De Raad wil bij de beantwoording van de vraag zowel gemeentelijke
herindelingen op vrijwillige basis als gemeentelijke herindelingen
op onvrijwillige basis meenemen. Het moet gaan om (onvermijdbare)
kosten en niet om uitgaven.
4. Bij de adviesaanvraag over de comptabiliteitsvoorschriften wenst
de Raad vooral te beoordelen in het licht van de wet Dualisering
Gemeentebestuur. De Raad beschouwt in eerste aanleg de nieuwe
comptabiliteitsvoorschriften als een winstpunt voor de nieuwe rol
van de gemeenteraad.
5. De Raad heeft ten aanzien van de aansprakelijkheid van gemeenten
bij calamiteiten gesteld dat een bestuurlijke visie onontbeerlijk
is bij de beantwoording van de vraag welke financiële gevolgen de
gemeentelijke aansprakelijkheid hebben. De Raad zal bezien op
welke wijze de Raad voor het openbaar bestuur hierbij kan worden
betrokken.
6. Binnenkort zal een expertmeeting georganiseerd worden met
betrekking op het onderwerp 'Vraagsturing en de financiële
verhoudingen'. De Raad heeft een aantal data voorgelegd gekregen.

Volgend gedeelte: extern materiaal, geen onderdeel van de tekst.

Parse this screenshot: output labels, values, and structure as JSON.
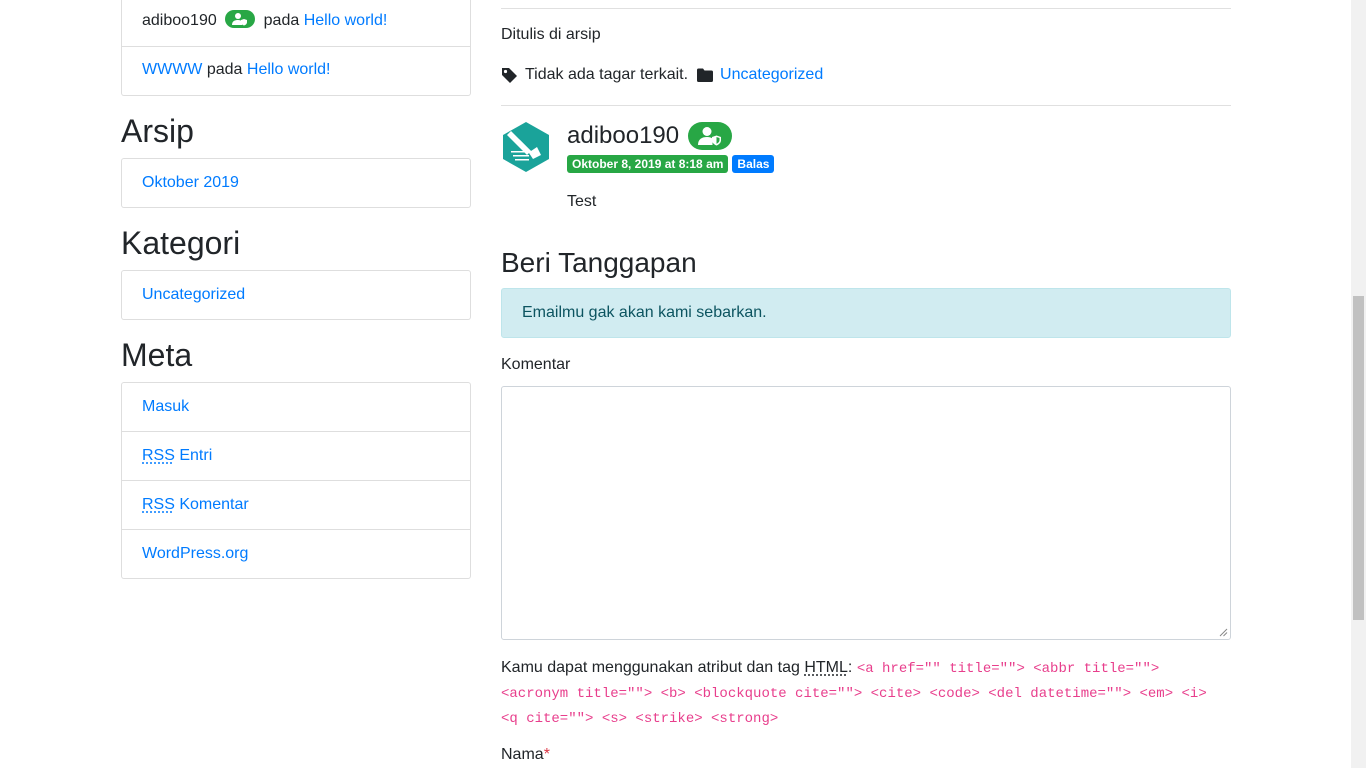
{
  "sidebar": {
    "recent_comments": [
      {
        "author": "adiboo190",
        "joiner": "pada",
        "post": "Hello world!"
      },
      {
        "author": "WWWW",
        "joiner": "pada",
        "post": "Hello world!"
      }
    ],
    "archive": {
      "title": "Arsip",
      "items": [
        "Oktober 2019"
      ]
    },
    "categories": {
      "title": "Kategori",
      "items": [
        "Uncategorized"
      ]
    },
    "meta": {
      "title": "Meta",
      "items": {
        "login": "Masuk",
        "rss_abbr": "RSS",
        "entries": "Entri",
        "comments": "Komentar",
        "wordpress": "WordPress.org"
      }
    }
  },
  "post_footer": {
    "posted_in": "Ditulis di arsip",
    "no_tags": "Tidak ada tagar terkait.",
    "category": "Uncategorized"
  },
  "comment": {
    "author": "adiboo190",
    "date": "Oktober 8, 2019 at 8:18 am",
    "reply": "Balas",
    "text": "Test"
  },
  "reply_form": {
    "title": "Beri Tanggapan",
    "notice": "Emailmu gak akan kami sebarkan.",
    "comment_label": "Komentar",
    "allowed_intro": "Kamu dapat menggunakan atribut dan tag",
    "allowed_abbr": "HTML",
    "allowed_colon": ":",
    "allowed_tags": "<a href=\"\" title=\"\"> <abbr title=\"\"> <acronym title=\"\"> <b> <blockquote cite=\"\"> <cite> <code> <del datetime=\"\"> <em> <i> <q cite=\"\"> <s> <strike> <strong>",
    "name_label": "Nama",
    "required_mark": "*"
  },
  "colors": {
    "link": "#007bff",
    "success": "#28a745",
    "info_bg": "#d1ecf1",
    "code": "#e83e8c",
    "avatar": "#1aa39a"
  },
  "icons": {
    "user_badge": "user-shield-icon",
    "tag": "tag-icon",
    "folder": "folder-icon"
  }
}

Nadere informatie volgt binnenkort op deze site.
7. De Raad heeft in zijn vergadering kennisgenomen van de brief van
raadslid mevrouw J.M. van Bijsterveldt-Vliegenthart, waarin zij
haar ontslag aanbiedt voor de Raad per 1 februari 2002.
8. De Raad verwelkomt de nieuwe medewerker mevrouw drs. Hilde van
Dijk, die per 1 februari 2002 het secretariaat komt versterken.
9. Per 1 maart 2002 zal afscheid genomen van de heer drs. Wim van
Zaalen in zijn functie als adviseur op het secretariaat. Hij zal
echter de vergaderingen van de Raad blijven bijwonen als bijzonder
adviseur. De opvolger van de heer Van Zaalen op het secretariaat
is drs. G.Y. Batelaan (Bert), voormalig hoofd van de Inspectie
Financiën Lokale en provinciale Overheden (IFLO) van het
ministerie van BZK.
10. De volgende vergadering van de Raad is op donderdag 14 maart 2002.